Unidad Ejecutora - UE
congresos y reuniones científicas
Título:
First fossil record of Vivianiaceae (Geraniales), Miocene of North-eastern Patagonia (Puerto Madryn Formation): pollen evidence
Autor/es:
PALAZZESI, L.; WEIGEND, M.
Lugar:
Panamá
Reunión:
Congreso; 40th American Associatioin of Stratigraphic Plalynologists; 2007
Institución organizadora:
Smithsonian Tropical Research Institute
Resumen:
Some million years ago Vivianiaceae (or Ledocarpaceae) had a different geographical range (Miocene) from today. Most members of this shrubby family are today restricted to seasonally dry habitats in the Andes of South America, with a single species in southern Brazil. Fossil metareticulate pollen grains collected from the Puerto Madryn Formation (northeastern Patagonia) indicate the presence of some Viviania species along the Atlantic coastline in north-eastern Patagonia during the Late Miocene.

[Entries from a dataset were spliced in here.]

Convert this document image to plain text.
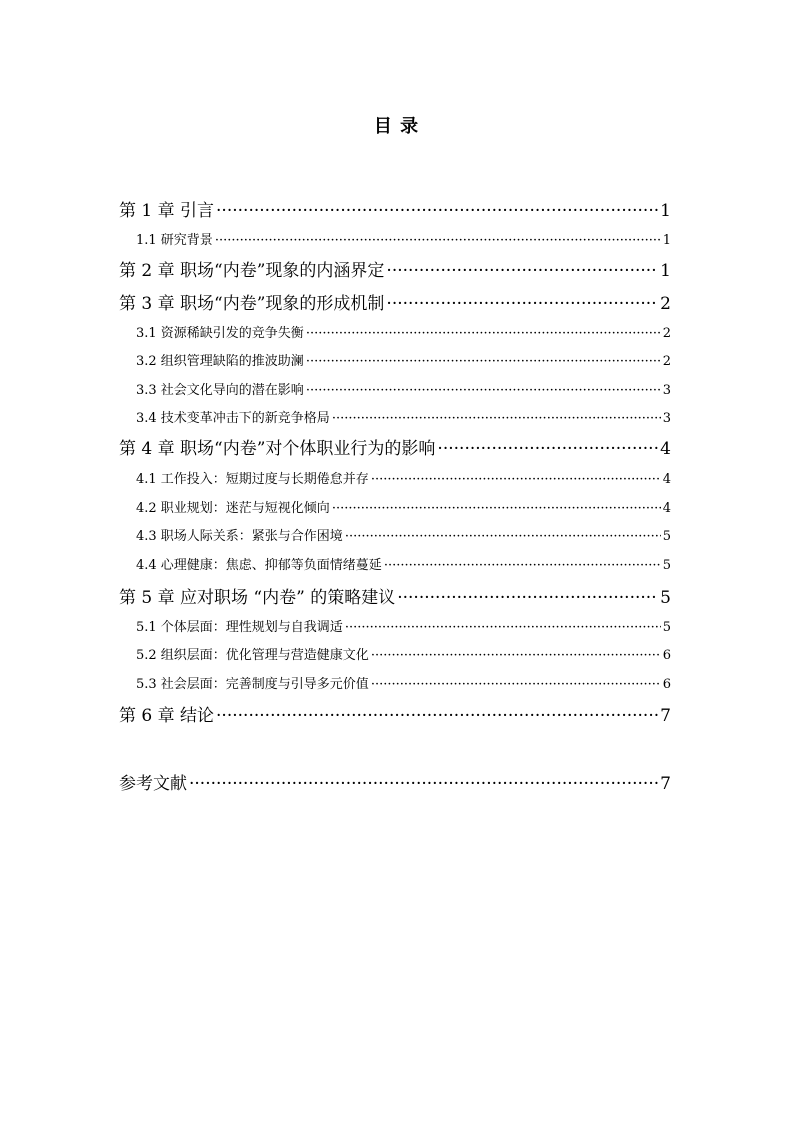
目 录
第 1 章 引言 ·····	1
1.1 研究背景 ·····	1
第 2 章 职场“内卷”现象的内涵界定 ·····	1
第 3 章 职场“内卷”现象的形成机制 ·····	2
3.1 资源稀缺引发的竞争失衡 ·····	2
3.2 组织管理缺陷的推波助澜 ·····	2
3.3 社会文化导向的潜在影响 ·····	3
3.4 技术变革冲击下的新竞争格局 ·····	3
第 4 章 职场“内卷”对个体职业行为的影响 ·····	4
4.1 工作投入：短期过度与长期倦怠并存 ·····	4
4.2 职业规划：迷茫与短视化倾向 ·····	4
4.3 职场人际关系：紧张与合作困境 ·····	5
4.4 心理健康：焦虑、抑郁等负面情绪蔓延 ·····	5
第 5 章 应对职场 “内卷” 的策略建议 ·····	5
5.1 个体层面：理性规划与自我调适 ·····	5
5.2 组织层面：优化管理与营造健康文化 ·····	6
5.3 社会层面：完善制度与引导多元价值 ·····	6
第 6 章 结论 ·····	7
参考文献 ·····	7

Morphological patterns of the fossil specimens suggest a close relationship with extant V. marifolia, V. ovata, and V. rosea. They all are spheroidal, pantoporate pollen grains which show a highly distinct metareticulum with a single row of columellae as the crucial character visible on pollen of both the extant species and the fossil specimens. Other Viviania speices have differentiating characters such as supratectal spines (e.g. V. albiflora) or more than one row of columellae (e.g. V. elegans), so that a close and possibly exclusive affinity of the fossil pollen to the three species named above appears plausible. Both V. ovata and V. rosea are nowadays restricted to the western Andean slopes of Chile, V. marifolia is relatively widespread in Chile but is also found on the eastern slope of the Andes in the Provinces San Juan and Neuquén in Argentina. The subsequent extinction of the family in the non-Andean regions of Patagonia is likely related to the development of an unfavourable cold and arid climate in this region in the Late Neogene. The fossils here documented indicate that the present-day populations of Viviania marifolia in Argentina may not be the result of recent (man-mediated?) dispersal across the Andes, but may rather be more correctly interpreted as relict populations of a once much wider geographical range of this species group. Molecular studies investigating the degree of divergence of these populations from those of the western Andean slope would be clearly necessary to confirm their relictual nature.